I will be watching game 7 of tonight's Detroit vs. Pittsburgh game on NBC.
Yes, it has taken me the entire season to get to this point. But I just can't hack it anymore.
I love Ron MacLean. I LOVE Don Cherry; I mean, I don't always agree with him, but his segments are always entertaining and I appreciate his patriotism and his passion for hockey. He says it like it is, and there aren't too many left in that industry that can say that anymore... lest they upset a sponsor or possible interview etc.
The fact of the matter is, the combination of Jim Hughson and Craig Simpson as the play-by-play and color commentary respectively, has been quite atrocious. Yes, Hughson really could be one of the game's greats. He has solid delivery and a good, easy-listening sound. He gets excited at the right times to help increase the tension of the games. Simpson occasionally offers really nice insight on what players can go through during the rigors of an 82+ game season, and also what it takes to win in the playoffs.
The problem is, these positives from both broadcaster's come WAY too few and far between.
For 90% of the game we have to listen to them rave about the Detroit Red Wings. How amazing they, and they're players, are. Granted, a team like the Red Wings that could have a dynasty on their hands is deserving of a lot of credit, but not this over-the-top crap that makes the average fence-sitter think Mike Illich managed to get his nephew the play-by-play gig with CBC.
Last I checked, this was a 7-game series. A best of one. Winner take all. 50/50. Believe it or not, the Penguins have not been eliminated yet (although history suggests they're facing an uphill battle tonight!).
I'd like to make it known that my allegiances going into this series were with the Wings.
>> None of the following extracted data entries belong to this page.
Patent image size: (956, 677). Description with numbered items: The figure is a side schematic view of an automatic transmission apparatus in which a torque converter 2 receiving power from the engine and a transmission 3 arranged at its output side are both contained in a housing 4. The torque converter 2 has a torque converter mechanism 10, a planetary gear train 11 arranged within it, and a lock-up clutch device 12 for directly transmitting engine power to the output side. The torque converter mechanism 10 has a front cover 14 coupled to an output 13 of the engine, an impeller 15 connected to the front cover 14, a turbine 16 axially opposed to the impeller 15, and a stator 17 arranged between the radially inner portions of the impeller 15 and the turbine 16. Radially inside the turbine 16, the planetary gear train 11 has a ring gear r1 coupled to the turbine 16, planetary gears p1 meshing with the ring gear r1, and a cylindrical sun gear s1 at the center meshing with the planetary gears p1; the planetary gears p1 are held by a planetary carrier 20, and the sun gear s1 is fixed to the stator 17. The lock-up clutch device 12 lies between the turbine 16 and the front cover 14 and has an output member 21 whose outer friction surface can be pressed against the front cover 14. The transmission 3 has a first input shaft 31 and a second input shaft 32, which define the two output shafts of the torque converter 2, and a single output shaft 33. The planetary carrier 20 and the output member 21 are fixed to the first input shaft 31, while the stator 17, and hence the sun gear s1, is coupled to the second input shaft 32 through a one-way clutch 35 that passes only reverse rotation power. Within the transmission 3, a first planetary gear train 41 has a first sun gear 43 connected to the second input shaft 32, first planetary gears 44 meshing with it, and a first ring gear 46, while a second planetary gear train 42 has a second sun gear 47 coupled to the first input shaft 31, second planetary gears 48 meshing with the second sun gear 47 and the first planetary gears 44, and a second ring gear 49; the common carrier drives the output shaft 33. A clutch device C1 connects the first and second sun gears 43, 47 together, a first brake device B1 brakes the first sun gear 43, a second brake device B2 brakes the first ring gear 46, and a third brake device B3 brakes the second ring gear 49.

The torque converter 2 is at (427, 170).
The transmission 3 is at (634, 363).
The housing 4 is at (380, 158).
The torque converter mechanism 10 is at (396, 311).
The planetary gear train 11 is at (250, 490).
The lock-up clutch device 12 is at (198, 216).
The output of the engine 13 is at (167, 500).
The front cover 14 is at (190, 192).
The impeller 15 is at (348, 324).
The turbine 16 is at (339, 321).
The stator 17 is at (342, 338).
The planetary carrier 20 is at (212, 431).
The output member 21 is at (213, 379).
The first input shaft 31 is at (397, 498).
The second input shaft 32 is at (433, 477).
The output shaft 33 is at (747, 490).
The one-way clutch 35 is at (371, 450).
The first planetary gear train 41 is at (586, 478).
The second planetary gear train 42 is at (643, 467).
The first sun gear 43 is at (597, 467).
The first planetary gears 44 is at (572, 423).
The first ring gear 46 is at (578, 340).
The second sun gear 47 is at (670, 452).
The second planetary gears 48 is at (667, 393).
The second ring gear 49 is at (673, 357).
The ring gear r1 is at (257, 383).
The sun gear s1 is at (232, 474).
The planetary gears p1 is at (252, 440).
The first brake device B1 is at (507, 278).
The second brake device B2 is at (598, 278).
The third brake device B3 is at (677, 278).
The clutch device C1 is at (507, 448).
If they win, I take home a cool $300 from a pool, and I want that money! However, Hughson and Simpson have broken me to the point where I don't care if they lose, and, in fact, I'd like to see Pittsburgh win just to see what they'd say! They would probably STILL rave about the Wings while Crosby hoisted the Cup.
I don't know why I take this as such a surprise, because anyone who watches Hockey Night in Canada on Saturday night's should be pretty used to Hughson and Simpson. They generally call the late-night games. For me, a Flames fan, it doesn't get any worse than the combination of those two bozo's. Hughson is the long-time play-by-play man for the hated Vancouver Canucks and I'm pretty sure if given the chance, he would change his last name to Sedin. By listening to Hughson broadcast a Canucks game, you'd think the Sedin's invented the cycle, the slap-pass and also saved a dozen orphans and their puppies from a burning building on their way to GM Place for the game. Simpson, of course, was a long-time Edmonton Oiler player (the last Oiler to score 50 goals in a season) and assistant coach. You'd have to tie him up and threaten to hurt his family before he'd ever say anything derogatory toward the Oilers (other than Dustin Penner).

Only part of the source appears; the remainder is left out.